Climat : un accord minimum  de l’Europe

 

 

Un  accord minimum à Bruxelles avec des objectifs qui se fondent non pas sur la situation actuelle mais sur celle de 1990. Insuffisant sur les économies d’énergie et décevant concernant les énergies renouvelables. L’accord conclu cette nuit à Bruxelles prévoit que les dirigeants européens vont réduire d’au moins 40% les émissions de gaz à effet de serre de l’Europe d’ici 2030. Un accord qui déçoit les écologistes.   Pour Herman Van Rompuy, le Conseil européen est tombé d’accord sur « une politique énergétique et de climat la plus ambitieuse au monde. » C’est « une bonne nouvelle pour le climat, les citoyens, la santé et les négociations internationales sur le climat à Paris en 2015. »  Ce que l’on sait c’est que les dirigeants européens se sont engagés à réduire d’au moins 40% d’ici 2030, les émissions de gaz à effet de serre et à faire 27% d’économies d’énergie.
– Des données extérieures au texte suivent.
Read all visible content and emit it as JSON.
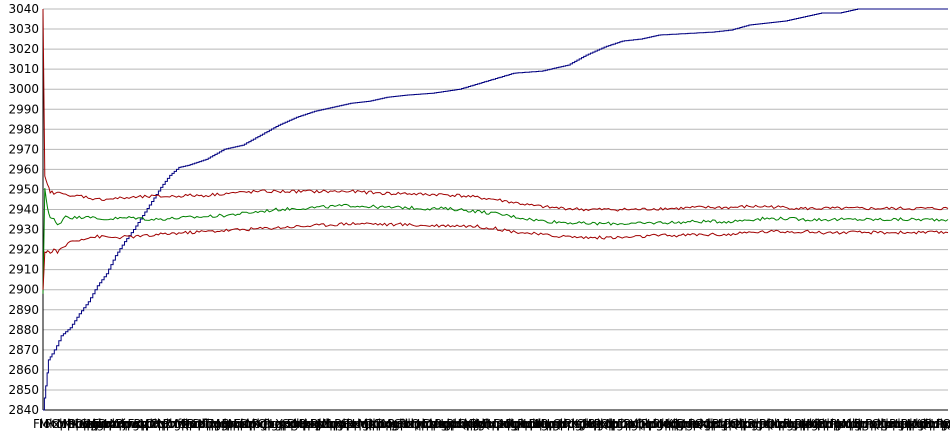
{
  "chart_data": {
    "type": "line",
    "title": "",
    "xlabel": "",
    "ylabel": "",
    "ylim": [
      2840,
      3040
    ],
    "yticks": [
      2840,
      2850,
      2860,
      2870,
      2880,
      2890,
      2900,
      2910,
      2920,
      2930,
      2940,
      2950,
      2960,
      2970,
      2980,
      2990,
      3000,
      3010,
      3020,
      3030,
      3040
    ],
    "grid": "horizontal",
    "legend": "none",
    "x_tick_labels": [
      "Flo",
      "Mixpho",
      "Prompp",
      "ChRuo",
      "Mpuqgi",
      "Nxdqy",
      "Pbmpp",
      "Dxplu",
      "Stlrmo",
      "Mgqhx",
      "Fwpdu",
      "Dxqmr",
      "Hmpgu",
      "Xrqwo",
      "Pjwqx",
      "Lmrpd",
      "Fxqmu",
      "Rpdqx",
      "Mlrpu",
      "Dxqhw",
      "Pqmrx",
      "Nhgpu",
      "Rxdmp",
      "Vfqpx",
      "Mhrpu",
      "Qxdlp",
      "Bmqpr",
      "Dfpgq",
      "Xlmpr",
      "Tqdpu",
      "Mgrxp",
      "Hqplu",
      "Rmdpx",
      "Npqhg",
      "Fxrpm",
      "Dplqu",
      "Mxqgp",
      "Rdpmx",
      "Qhgpu",
      "Pmxdr",
      "Lqpgu",
      "Xrmdp",
      "Gpqmu",
      "Dhxrp",
      "Mpqlu",
      "Rxgdp",
      "Uqmpx",
      "Pdlqg",
      "Mhrpx",
      "Xqdpu",
      "Lmpqg",
      "Rdxhp",
      "Gqmpu",
      "Pxdrm",
      "Hqlpu",
      "Mdpxg",
      "Qrhpu",
      "Xpmdl",
      "Dqgpr",
      "Mphxu",
      "Rqdlp",
      "Gxmpu",
      "Pdqhr",
      "Lmxpu",
      "Qrdpg",
      "Hpmxu",
      "Dxqlp",
      "Mrgpu",
      "Pqdxh",
      "Lxmpu",
      "Rdqpg",
      "Hmpxu",
      "Qdlpr",
      "Xgmpu",
      "Pdhqr",
      "Mlxpu",
      "Qrpdg",
      "Hxmpu",
      "Dqlpr",
      "Mgxpu",
      "Pqhdr",
      "Lmpxu",
      "Rqdgp",
      "Hxpmu",
      "Dlqpr",
      "Mxgpu",
      "Pqdhr",
      "Lmxpd",
      "Qrpgu",
      "Hdmxp",
      "Plqru",
      "Xgmpd",
      "Qhpru",
      "Mdlxp",
      "Rgqpu",
      "Pxhdm",
      "Qlpru",
      "Mgxdp",
      "Hqpru",
      "Dmlxp",
      "Pgqru",
      "Xhmdp",
      "Qlpgu",
      "Rdmxp",
      "Hgqpu",
      "Pxldm",
      "Mqgpu",
      "Xhrdp",
      "Qpmlu",
      "Dgxrp",
      "Hmqpu",
      "Pxdlr",
      "Qgmpu",
      "Xhdrp",
      "Lpqmu",
      "Rgxdp",
      "Mhqpu",
      "Pdlxr",
      "Qmgpu",
      "Xhdpr",
      "Lqmpu",
      "Rgdxp",
      "Hmqpu",
      "Pldxr",
      "Qmgpu",
      "Xdhpr",
      "Lmqpu",
      "Rgdpx",
      "Hqmpu",
      "Pxldr",
      "Mgqpu",
      "Xhdrp",
      "Qlmpu",
      "Rdgxp",
      "Hpmqu",
      "Pxdlr",
      "Mqgpu",
      "Xdhrp",
      "Lqmpu",
      "Rgxdp",
      "Hmpqu",
      "Pdlxr",
      "Qgmpu",
      "Xhdpr",
      "Lmqpu",
      "Rgdxp",
      "Hqpmu",
      "Pxldr",
      "Mgqpu",
      "Xdhrp",
      "Qmlpu",
      "Rdgxp",
      "Hmqpu",
      "Pxdlr",
      "Qgmpu"
    ],
    "series": [
      {
        "color": "#000080",
        "x": [
          0,
          0.003,
          0.006,
          0.01,
          0.015,
          0.02,
          0.03,
          0.04,
          0.05,
          0.06,
          0.07,
          0.08,
          0.09,
          0.1,
          0.11,
          0.12,
          0.13,
          0.14,
          0.15,
          0.16,
          0.18,
          0.2,
          0.22,
          0.24,
          0.26,
          0.28,
          0.3,
          0.32,
          0.34,
          0.36,
          0.38,
          0.4,
          0.43,
          0.46,
          0.49,
          0.52,
          0.55,
          0.58,
          0.6,
          0.62,
          0.64,
          0.66,
          0.68,
          0.7,
          0.72,
          0.74,
          0.76,
          0.78,
          0.8,
          0.82,
          0.84,
          0.86,
          0.88,
          0.9,
          0.92,
          0.94,
          0.96,
          0.98,
          1.0
        ],
        "y": [
          2840,
          2852,
          2865,
          2868,
          2872,
          2877,
          2881,
          2888,
          2894,
          2902,
          2908,
          2917,
          2924,
          2930,
          2937,
          2944,
          2951,
          2957,
          2961,
          2962,
          2965,
          2970,
          2972,
          2977,
          2982,
          2986,
          2989,
          2991,
          2993,
          2994,
          2996,
          2997,
          2998,
          3000,
          3004,
          3008,
          3009,
          3012,
          3017,
          3021,
          3024,
          3025,
          3027,
          3027.5,
          3028,
          3028.5,
          3029.5,
          3032,
          3033,
          3034,
          3036,
          3038,
          3038,
          3040,
          3040,
          3040,
          3040,
          3040,
          3040
        ]
      },
      {
        "color": "#008000",
        "x": [
          0,
          0.002,
          0.005,
          0.008,
          0.012,
          0.016,
          0.02,
          0.025,
          0.03,
          0.04,
          0.05,
          0.06,
          0.08,
          0.1,
          0.12,
          0.14,
          0.16,
          0.18,
          0.2,
          0.22,
          0.24,
          0.26,
          0.28,
          0.3,
          0.32,
          0.34,
          0.36,
          0.38,
          0.4,
          0.42,
          0.44,
          0.46,
          0.48,
          0.5,
          0.52,
          0.54,
          0.56,
          0.58,
          0.6,
          0.62,
          0.64,
          0.66,
          0.68,
          0.7,
          0.72,
          0.74,
          0.76,
          0.78,
          0.8,
          0.82,
          0.84,
          0.86,
          0.88,
          0.9,
          0.92,
          0.94,
          0.96,
          0.98,
          1.0
        ],
        "y": [
          2898,
          2950,
          2941,
          2936,
          2935,
          2932,
          2934,
          2937,
          2936,
          2936,
          2937,
          2935,
          2935.5,
          2936,
          2935,
          2935.5,
          2936,
          2936.5,
          2937,
          2938,
          2939,
          2940,
          2940.5,
          2941,
          2941.5,
          2942,
          2941.5,
          2941,
          2941,
          2940.5,
          2940.5,
          2940,
          2939,
          2938,
          2936.5,
          2935,
          2934,
          2933.5,
          2933,
          2933,
          2933,
          2933,
          2933.5,
          2933.5,
          2934,
          2934,
          2934,
          2935,
          2935.5,
          2935.5,
          2935,
          2935,
          2935,
          2935,
          2935,
          2935,
          2935,
          2935,
          2935
        ]
      },
      {
        "color": "#a00000",
        "x": [
          0,
          0.002,
          0.005,
          0.008,
          0.012,
          0.016,
          0.02,
          0.025,
          0.03,
          0.04,
          0.05,
          0.06,
          0.08,
          0.1,
          0.12,
          0.14,
          0.16,
          0.18,
          0.2,
          0.22,
          0.24,
          0.26,
          0.28,
          0.3,
          0.32,
          0.34,
          0.36,
          0.38,
          0.4,
          0.42,
          0.44,
          0.46,
          0.48,
          0.5,
          0.52,
          0.54,
          0.56,
          0.58,
          0.6,
          0.62,
          0.64,
          0.66,
          0.68,
          0.7,
          0.72,
          0.74,
          0.76,
          0.78,
          0.8,
          0.82,
          0.84,
          0.86,
          0.88,
          0.9,
          0.92,
          0.94,
          0.96,
          0.98,
          1.0
        ],
        "y": [
          3040,
          2956,
          2952,
          2949,
          2948,
          2948,
          2949,
          2948,
          2946,
          2947,
          2946,
          2945,
          2945.5,
          2946,
          2946.5,
          2946.5,
          2947,
          2947,
          2948,
          2948.5,
          2949,
          2949,
          2949,
          2949,
          2949,
          2949,
          2948.5,
          2948,
          2948,
          2947.5,
          2947.5,
          2947,
          2946,
          2945,
          2943.5,
          2942,
          2941,
          2940.5,
          2940,
          2940,
          2940,
          2940,
          2940.5,
          2940.5,
          2941,
          2941,
          2941,
          2941.5,
          2941.5,
          2941,
          2940.5,
          2940.5,
          2940.5,
          2940.5,
          2940.5,
          2940.5,
          2940.5,
          2940.5,
          2940.5
        ]
      },
      {
        "color": "#a00000",
        "x": [
          0,
          0.002,
          0.005,
          0.008,
          0.012,
          0.016,
          0.02,
          0.025,
          0.03,
          0.04,
          0.05,
          0.06,
          0.08,
          0.1,
          0.12,
          0.14,
          0.16,
          0.18,
          0.2,
          0.22,
          0.24,
          0.26,
          0.28,
          0.3,
          0.32,
          0.34,
          0.36,
          0.38,
          0.4,
          0.42,
          0.44,
          0.46,
          0.48,
          0.5,
          0.52,
          0.54,
          0.56,
          0.58,
          0.6,
          0.62,
          0.64,
          0.66,
          0.68,
          0.7,
          0.72,
          0.74,
          0.76,
          0.78,
          0.8,
          0.82,
          0.84,
          0.86,
          0.88,
          0.9,
          0.92,
          0.94,
          0.96,
          0.98,
          1.0
        ],
        "y": [
          2900,
          2918,
          2920,
          2918,
          2920,
          2919,
          2920,
          2922,
          2924,
          2925,
          2926,
          2926.5,
          2926,
          2926.5,
          2927,
          2928,
          2928.5,
          2929,
          2929.5,
          2930,
          2930.5,
          2931,
          2931.5,
          2932,
          2932.5,
          2933,
          2933,
          2932.5,
          2932.5,
          2932,
          2932,
          2932,
          2931.5,
          2930.5,
          2929,
          2928,
          2927,
          2926.5,
          2926,
          2926,
          2926,
          2926.5,
          2927,
          2927,
          2927.5,
          2927.5,
          2927.5,
          2928.5,
          2929,
          2929,
          2929,
          2928.5,
          2928.5,
          2928.5,
          2928.5,
          2928.5,
          2928.5,
          2928.5,
          2928.5
        ]
      }
    ]
  }
}
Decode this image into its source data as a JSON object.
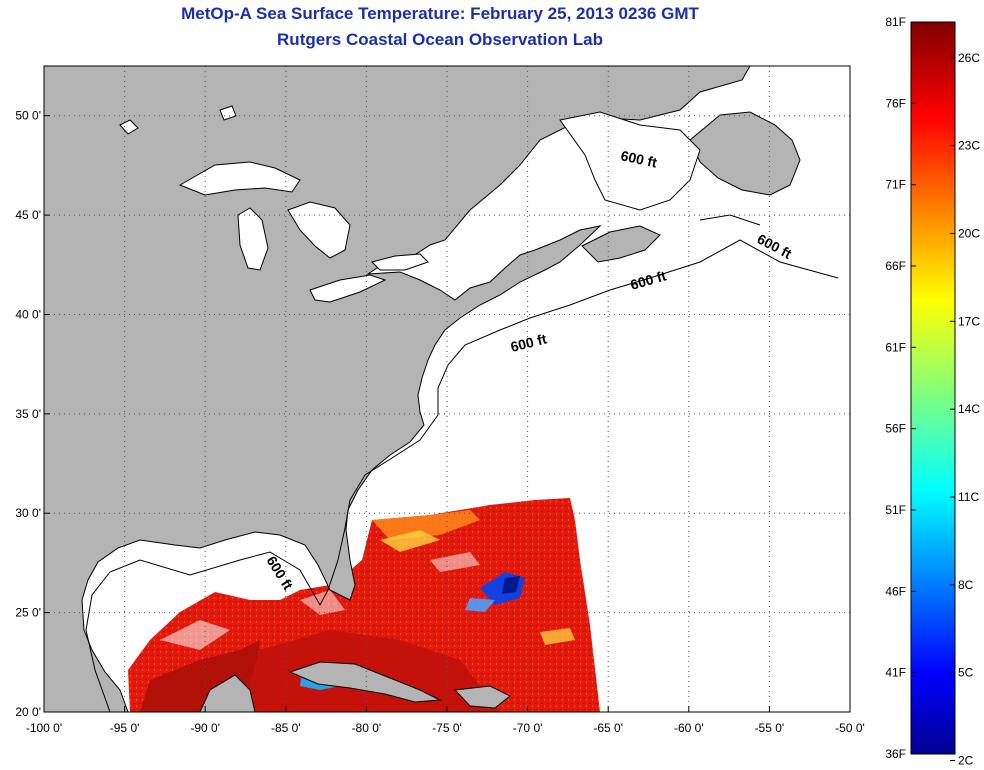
{
  "header": {
    "title": "MetOp-A Sea Surface Temperature:  February 25, 2013 0236 GMT",
    "subtitle": "Rutgers Coastal Ocean Observation Lab"
  },
  "map": {
    "lon_range": [
      -100,
      -50
    ],
    "lat_range": [
      20,
      52.5
    ],
    "lon_ticks": [
      "-100 0'",
      "-95 0'",
      "-90 0'",
      "-85 0'",
      "-80 0'",
      "-75 0'",
      "-70 0'",
      "-65 0'",
      "-60 0'",
      "-55 0'",
      "-50 0'"
    ],
    "lat_ticks": [
      "50 0'",
      "45 0'",
      "40 0'",
      "35 0'",
      "30 0'",
      "25 0'",
      "20 0'"
    ],
    "grid": "dotted",
    "land_color": "#b4b4b4",
    "ocean_color": "#ffffff",
    "contour_label": "600 ft"
  },
  "colorbar": {
    "f_labels": [
      "81F",
      "76F",
      "71F",
      "66F",
      "61F",
      "56F",
      "51F",
      "46F",
      "41F",
      "36F"
    ],
    "c_labels": [
      "26C",
      "23C",
      "20C",
      "17C",
      "14C",
      "11C",
      "8C",
      "5C",
      "2C"
    ],
    "colormap": "jet"
  }
}
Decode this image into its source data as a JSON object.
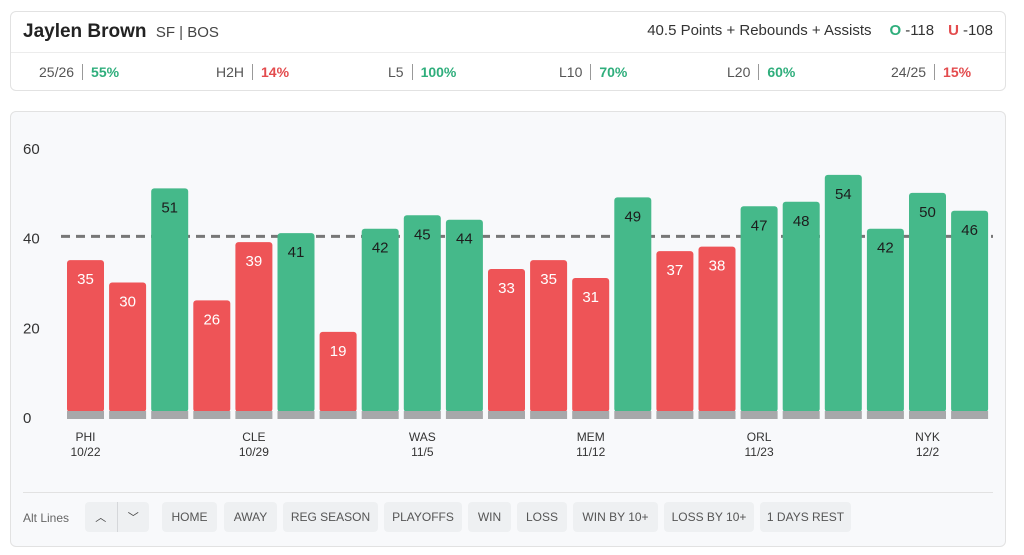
{
  "header": {
    "player_name": "Jaylen Brown",
    "player_meta": "SF | BOS",
    "prop_line": "40.5 Points + Rebounds + Assists",
    "over_letter": "O",
    "over_odds": "-118",
    "under_letter": "U",
    "under_odds": "-108"
  },
  "stats": [
    {
      "label": "25/26",
      "value": "55%",
      "status": "good"
    },
    {
      "label": "H2H",
      "value": "14%",
      "status": "bad"
    },
    {
      "label": "L5",
      "value": "100%",
      "status": "good"
    },
    {
      "label": "L10",
      "value": "70%",
      "status": "good"
    },
    {
      "label": "L20",
      "value": "60%",
      "status": "good"
    },
    {
      "label": "24/25",
      "value": "15%",
      "status": "bad"
    }
  ],
  "colors": {
    "over": "#45b98a",
    "under": "#ee5457",
    "base": "#a7a8aa",
    "line": "#777777"
  },
  "chart_data": {
    "type": "bar",
    "line_value": 40.5,
    "ylim": [
      0,
      60
    ],
    "yticks": [
      "0",
      "20",
      "40",
      "60"
    ],
    "values": [
      35,
      30,
      51,
      26,
      39,
      41,
      19,
      42,
      45,
      44,
      33,
      35,
      31,
      49,
      37,
      38,
      47,
      48,
      54,
      42,
      50,
      46
    ],
    "x_labels": [
      {
        "index": 0,
        "team": "PHI",
        "date": "10/22"
      },
      {
        "index": 4,
        "team": "CLE",
        "date": "10/29"
      },
      {
        "index": 8,
        "team": "WAS",
        "date": "11/5"
      },
      {
        "index": 12,
        "team": "MEM",
        "date": "11/12"
      },
      {
        "index": 16,
        "team": "ORL",
        "date": "11/23"
      },
      {
        "index": 20,
        "team": "NYK",
        "date": "12/2"
      }
    ]
  },
  "filters": {
    "alt_lines_label": "Alt Lines",
    "up_arrow": "︿",
    "down_arrow": "﹀",
    "buttons": [
      "HOME",
      "AWAY",
      "REG SEASON",
      "PLAYOFFS",
      "WIN",
      "LOSS",
      "WIN BY 10+",
      "LOSS BY 10+",
      "1 DAYS REST"
    ]
  }
}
Deux objectifs fixés non par rapport à la situation actuelle mais par rapport aux niveaux de 1990. Enfin, la part des énergies renouvelables devra être portée à 27% de la consommation.  »Les dirigeants de l’UE  donnent un coup de frein à l’énergie propre » a réagi Greenpeace. Sur la même ligne, les Amis de la Terre : les objectifs « sont bien en deçà de ce qui pourrait être fait par l’Europe pour combattre le changement climatique. »  La question du partage du fardeau est centrale entre les pays les pauvres, principalement de l’est de l’Europe, qui dépendent encore largement des énergies fossiles comme le charbon, et les plus riches qui s’appuient sur le nucléaire ou sont déjà bien engagés dans la transition énergétique. Les premiers réclament des aides pour moderniser leur production d’électricité. La Pologne, dont la nouvelle chef de gouvernement, Ewa Kopacz, s’était dite prête début octobre à mettre son veto aux réductions draconiennes des émissions de CO2, « va obtenir un paquet de compensations », a indiqué une source européenne. Le niveau d’effort de chacun sera déterminé par le critère du PIB par habitant. Mais la plupart des pays riches rechignent à mettre de l’argent frais sur la table. Des mécanismes de soutien vont donc être créés à partir du système des quotas européens d’émission de CO2, notamment un fonds alimenté par une petite partie (2%) des ventes de ces certificats. De leur côté, l’Espagne et le Portugal exigent de meilleures interconnexions avec les réseaux énergétiques européens.